The Sahel is now becoming a grey area and may develop into a conflict zone. With the rooted présence of AQIM (Al-Qaeda Organization in the Islamic Maghreb) and the durability of the conflict in Western Sahara, the geostrategic reorganization of this region stimulates the conflicts which further weaken the political regimes of the Maghreb. In case these become fragile, the conflicts may spring up again or regain intensity, and their impact would affect the whole Saharan area.
S’il est une région du maghreb où les événements du « printemps arabe » ne s’accompagnent pas de mouvements de révolte spectaculaires et d’une généralisation de la répression, c’est bien l’espace saharien. Le désert, en raison même de son dépeuplement, semble extérieur au vent de changement qui s’est emparé des zones habitées des États maghrébins. Par ailleurs, ce milieu naturel hostile est singulièrement impénétrable aux observateurs, et est de ce fait rarement présent sur les écrans radar de l’actualité internationale. En apparence, si les pouvoirs politiques maghrébins redoutent aujourd’hui certaines menaces, ce n’est pas dans le vaste espace désertique qui les sépare de l’Afrique noire qu’ils vont les trouver.
En apparence, seulement. Car s’il est évident que les caractéristiques géographiques et humaines de l’espace vide qui s’étend de l’Atlas marocain aux contreforts du Tibesti tchadien en font une zone de relatif calme géopolitique, de multiples enjeux stratégiques et plusieurs crises ouvertes ne doivent pas être négligés, qui pourraient prendre, dans les années à venir, une ampleur tout à fait significative. Dans le contexte actuel de fragilisation politique des États maghrébins, les tensions internes, aggravées par de multiples ressorts extérieurs, qui traversent la zone saharienne peuvent devenir des motifs graves de discorde et de troubles géopolitiques. Si le Maroc, l’Algérie, la Tunisie1, ont pour l’instant évité de verser dans le spectre de la guerre civile, ils ne doivent pas sous-estimer que le terreau est fécond pour que se développent de véritables guerres du désert, reposant sur des tensions depuis trop longtemps sous-estimées.

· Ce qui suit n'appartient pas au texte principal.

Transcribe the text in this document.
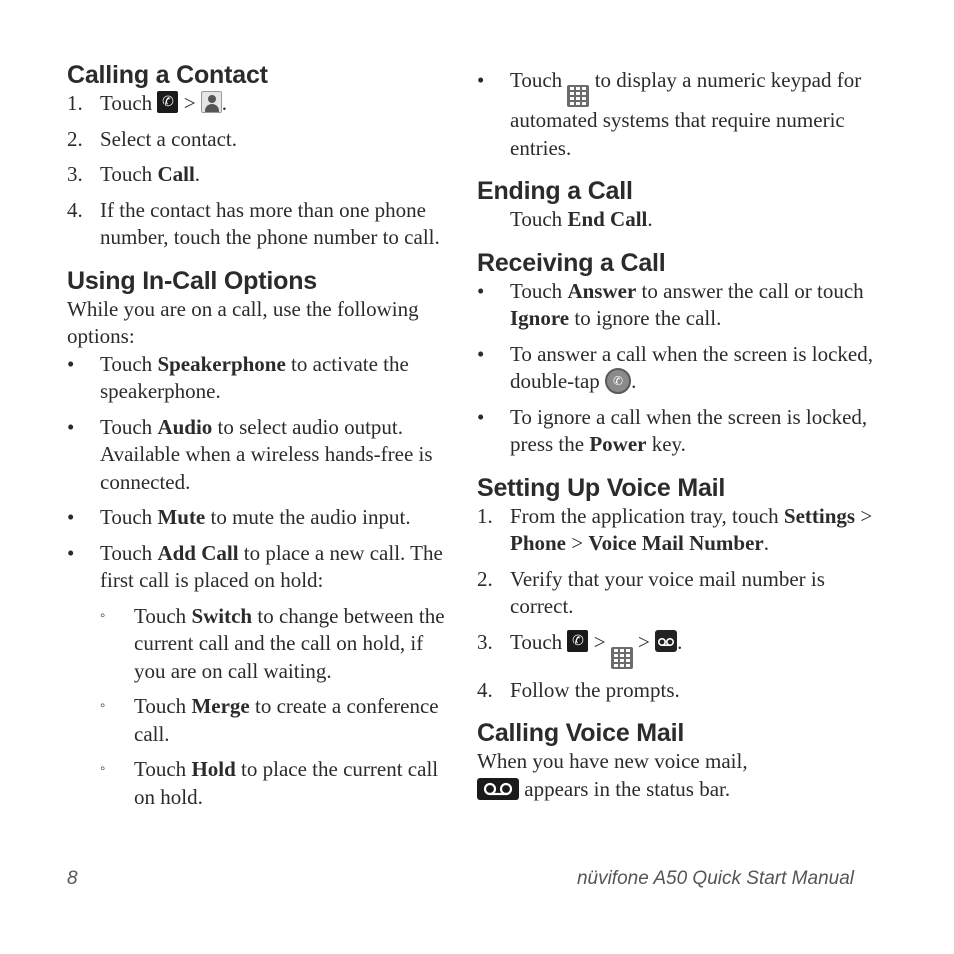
Calling a Contact
1. Touch ✆ > .
2. Select a contact.
3. Touch Call.
4. If the contact has more than one phone number, touch the phone number to call.
Using In-Call Options

While you are on a call, use the following options:

•	Touch Speakerphone to activate the speakerphone.
•	Touch Audio to select audio output. Available when a wireless hands-free is connected.
•	Touch Mute to mute the audio input.
•	Touch Add Call to place a new call. The first call is placed on hold:
◦	Touch Switch to change between the current call and the call on hold, if you are on call waiting.
◦	Touch Merge to create a conference call.
◦	Touch Hold to place the current call on hold.
•	Touch
to display a numeric keypad for automated systems that require numeric entries.
Ending a Call

Touch End Call.

Receiving a Call
•	Touch Answer to answer the call or touch Ignore to ignore the call.
•	To answer a call when the screen is locked, double-tap	✆ .
•	To ignore a call when the screen is locked, press the Power key.
Setting Up Voice Mail
1. From the application tray, touch Settings > Phone > Voice Mail Number.
2. Verify that your voice mail number is correct.
3. Touch ✆ > > .
4. Follow the prompts.
Calling Voice Mail

When you have new voice mail,

appears in the status bar.

8	nüvifone A50 Quick Start Manual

Trois conflictualités, en effet, existent d’ores et déjà dans la partie saharienne du Maghreb : le Sahara occidental, la question touarègue, et l’action déstabilisatrice de l’ancien Groupe Salafiste pour la Prédication et le Combat (GSPC), désormais connu sous le nom d’Al Qaida au Maghreb Islamique (AQMI). Ces trois ferments perturbateurs conjuguent leur présence dans une zone aux enjeux d’autant plus considérables qu’ils concernent des problématiques excédant largement la seule perspective saharienne et maghrébine. C’est pourquoi les guerres du désert saharien apparaissent comme des prolongements géopolitiques significatifs du devenir maghrébin dans son ensemble.

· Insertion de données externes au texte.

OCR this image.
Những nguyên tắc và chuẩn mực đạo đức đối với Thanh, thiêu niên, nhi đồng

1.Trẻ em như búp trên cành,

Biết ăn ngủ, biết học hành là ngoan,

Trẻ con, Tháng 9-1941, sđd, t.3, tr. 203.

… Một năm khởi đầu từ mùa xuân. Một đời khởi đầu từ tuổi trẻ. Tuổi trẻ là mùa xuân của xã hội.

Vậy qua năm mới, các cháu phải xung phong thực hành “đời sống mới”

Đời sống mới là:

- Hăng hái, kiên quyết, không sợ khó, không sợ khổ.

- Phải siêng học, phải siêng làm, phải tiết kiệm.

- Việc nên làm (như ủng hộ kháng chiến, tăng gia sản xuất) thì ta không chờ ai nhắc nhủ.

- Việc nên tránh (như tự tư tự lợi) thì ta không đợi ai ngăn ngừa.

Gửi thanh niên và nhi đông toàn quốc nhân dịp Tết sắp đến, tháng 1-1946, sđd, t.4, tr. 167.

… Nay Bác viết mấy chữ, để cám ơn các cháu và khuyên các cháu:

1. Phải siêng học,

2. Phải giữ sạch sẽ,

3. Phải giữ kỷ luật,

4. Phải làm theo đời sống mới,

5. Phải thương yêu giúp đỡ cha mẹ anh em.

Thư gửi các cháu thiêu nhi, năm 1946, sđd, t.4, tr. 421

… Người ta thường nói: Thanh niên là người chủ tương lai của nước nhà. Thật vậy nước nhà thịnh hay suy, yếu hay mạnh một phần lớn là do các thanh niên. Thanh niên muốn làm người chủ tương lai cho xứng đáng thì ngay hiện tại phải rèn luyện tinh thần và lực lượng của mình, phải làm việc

Des conflictualités anciennes et jamais éteintes
Le Sahara occidental
C’est dans le désert saharien que se déroule, aujourd’hui encore, l’un des plus anciens conflits de décolonisation du monde : celui dit du Sahara occidental. Ce vaste espace a une superficie équivalente à la moitié de celle de la France, mais n’est peuplé que d’un demi million d’habitants. Largement ouvert sur l’Océan Atlantique, il est un coin fiché au Nord de la Mauritanie, dont il prolonge naturellement une large partie du territoire. Longtemps sous l’influence des tribus berbères situées au Maroc, le Sahara occidental est devenu colonie espagnole à la fin du XIXe siècle2, jusqu’à ce que l’Espagne accepte d’en retirer ses troupes et son administration, durant la longue agonie du général Franco (novembre 1975). Un partage du territoire a alors été réalisé entre ses deux principaux voisins : le Maroc en annexa les deux tiers, la Mauritanie le reste. Ni l’Algérie, qui n’a qu’une très courte frontière commune avec le territoire, ni les rares populations locales, n’ont été consultées. Dès lors, et plus par souci d’empêcher la montée en puissance marocaine que par réelle volonté émancipatrice des Sahraouis3, l’Algérie a fortement pesé en faveur de la création d’un État indépendant dans les frontières jadis contrôlées par l’Espagne. Depuis la fin des années 1970, le conflit oppose principalement le Maroc au Front Polisario, seule organisation politico-militaire du territoire. Fortement soutenu par l’Algérie jusqu’au cessez-le-feu imposé par les Nations Unies en 1991, le Front Polisario n’a pourtant jamais eu la force suffisante pour résister à l’armée marocaine4, qui contrôle de fait l’ensemble du territoire. Tout au plus s’est-il cantonné à des escarmouches ponctuelles et des embuscades contre des détachements marocains, peu susceptibles de faire évoluer en sa faveur la situation sur le terrain. Le Maroc a répondu en érigeant en plein milieu du désert un « mur de sable », en plusieurs étapes successives, qui ne laisse qu’un cinquième du territoire (le moins peuplé et le moins pourvu en ressources) hors de sa souveraineté.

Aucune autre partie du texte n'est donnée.